Study of chant continued for six years at the Cabinet but a critical question persisted: how to preserve the tradition indefinitely? To become a ‘sruligalobeli’ (master-chanter) required five to six years of apprenticeship, the regimen of memorized chants extending beyond the hundred basic hymns for the liturgy and eight tone system to include hymns from the Great Feast days, special troparia for saints, as well as dozens of less common hymns for church events such as funerals, marriages, and baptisms. In the changing social climate of the late nineteenth century, as western music became the wave of the future in an increasingly international Tbilisi, and as the feudal structures and customs of medieval Georgia were left behind, the age of the master chanters was coming to a close.
Western notation, called ‘Russian notes,’ were known to composer musicians in Tbilisi as the first generation of Russian trained conservatory graduates returned from Moscow and St. Petersburg, but it was generally associated with western symphonic and operatic music.
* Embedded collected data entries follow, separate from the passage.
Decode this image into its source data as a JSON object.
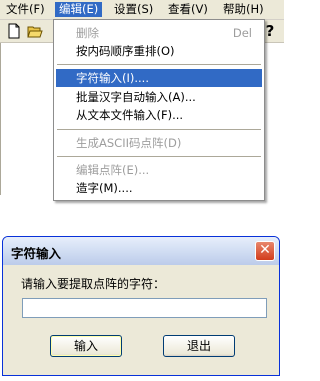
{
  "menubar": {
    "items": [
      {
        "label": "文件(F)"
      },
      {
        "label": "编辑(E)"
      },
      {
        "label": "设置(S)"
      },
      {
        "label": "查看(V)"
      },
      {
        "label": "帮助(H)"
      }
    ]
  },
  "toolbar": {
    "icons": [
      "new-file-icon",
      "open-folder-icon",
      "help-icon"
    ],
    "help_glyph": "?"
  },
  "edit_menu": {
    "items": [
      {
        "label": "删除",
        "shortcut": "Del",
        "disabled": true
      },
      {
        "label": "按内码顺序重排(O)"
      },
      {
        "label": "字符输入(I)....",
        "highlighted": true
      },
      {
        "label": "批量汉字自动输入(A)..."
      },
      {
        "label": "从文本文件输入(F)..."
      },
      {
        "label": "生成ASCII码点阵(D)",
        "disabled": true
      },
      {
        "label": "编辑点阵(E)...",
        "disabled": true
      },
      {
        "label": "造字(M)...."
      }
    ]
  },
  "dialog": {
    "title": "字符输入",
    "close_glyph": "✕",
    "prompt": "请输入要提取点阵的字符：",
    "input_value": "",
    "ok_label": "输入",
    "cancel_label": "退出"
  },
  "colors": {
    "menu_highlight": "#316ac5",
    "chrome": "#ece9d8",
    "close_button": "#d23c1c"
  }
}
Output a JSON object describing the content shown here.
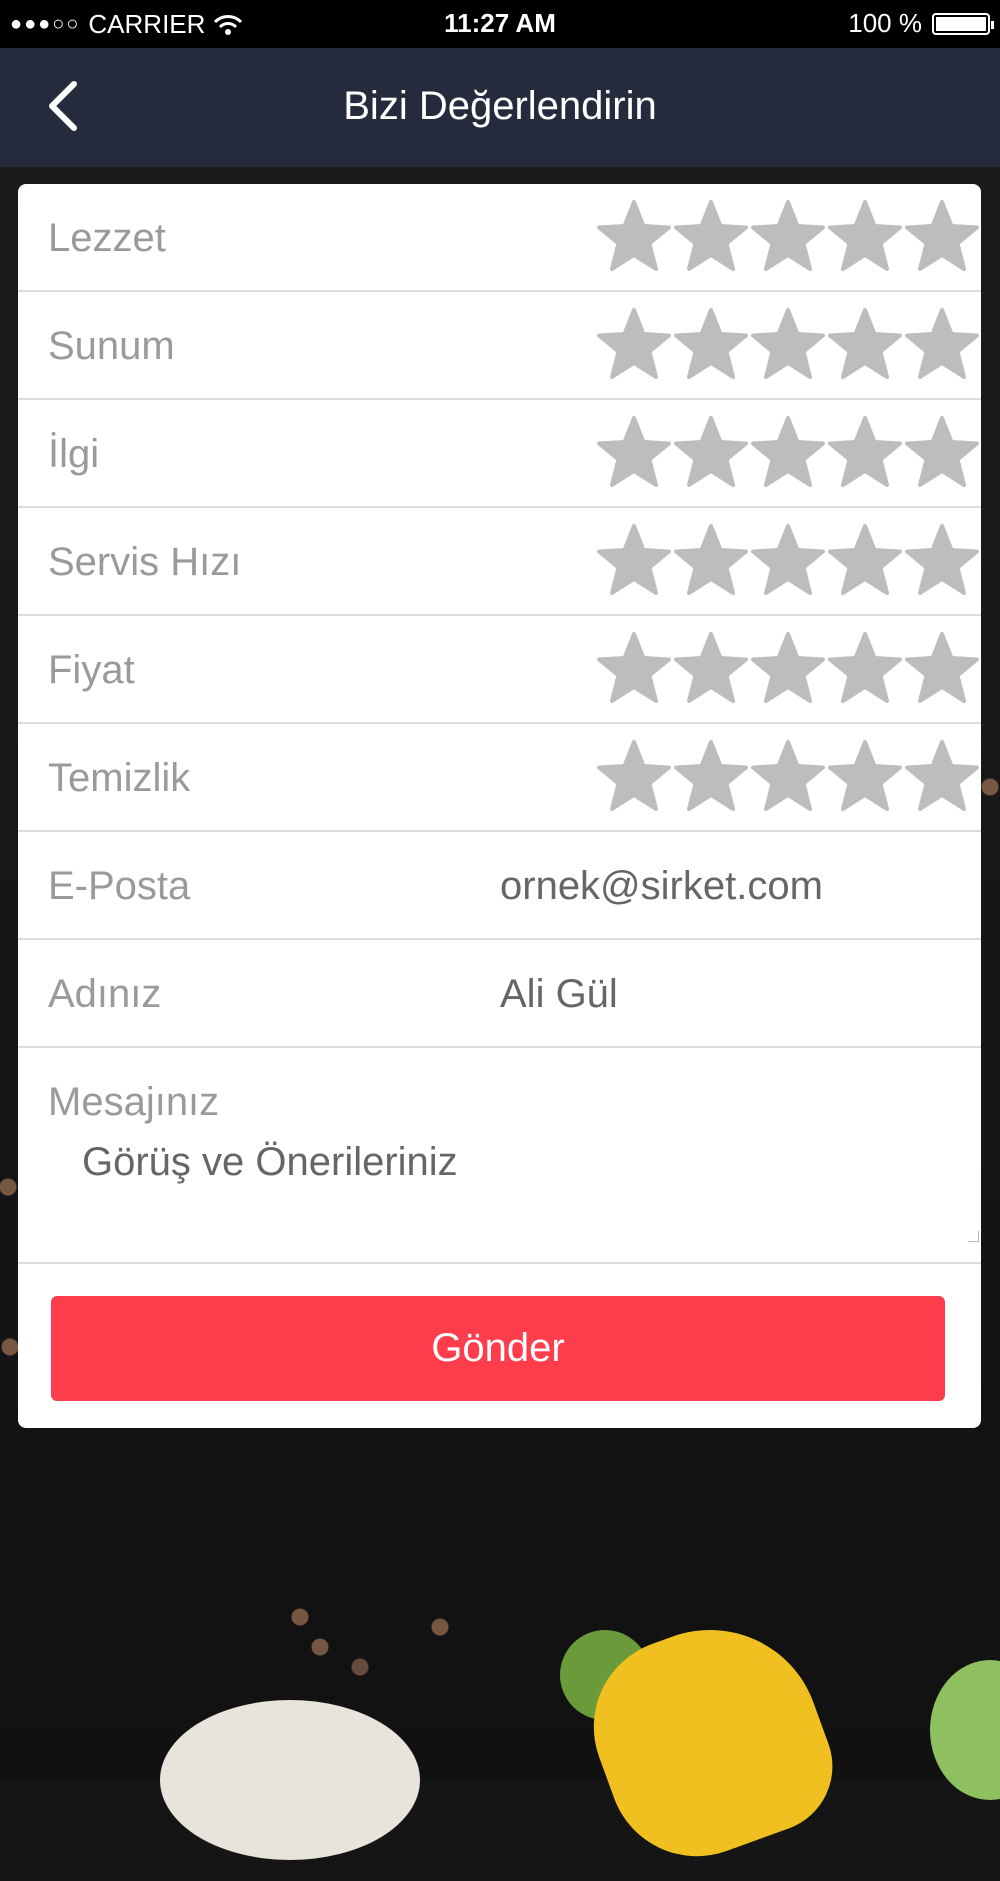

Early attempts to transcribe the odd tuning and unusual harmonies of Georgian folk and sacred music were unsuccessful, probably because the singers were unaccustomed to notation, and the transcribers were unused to Georgian vocal music. Bishop Okropiridze, who did not have musical training, nevertheless believed that western notation might contain the key to preserving the original Georgian song traditions.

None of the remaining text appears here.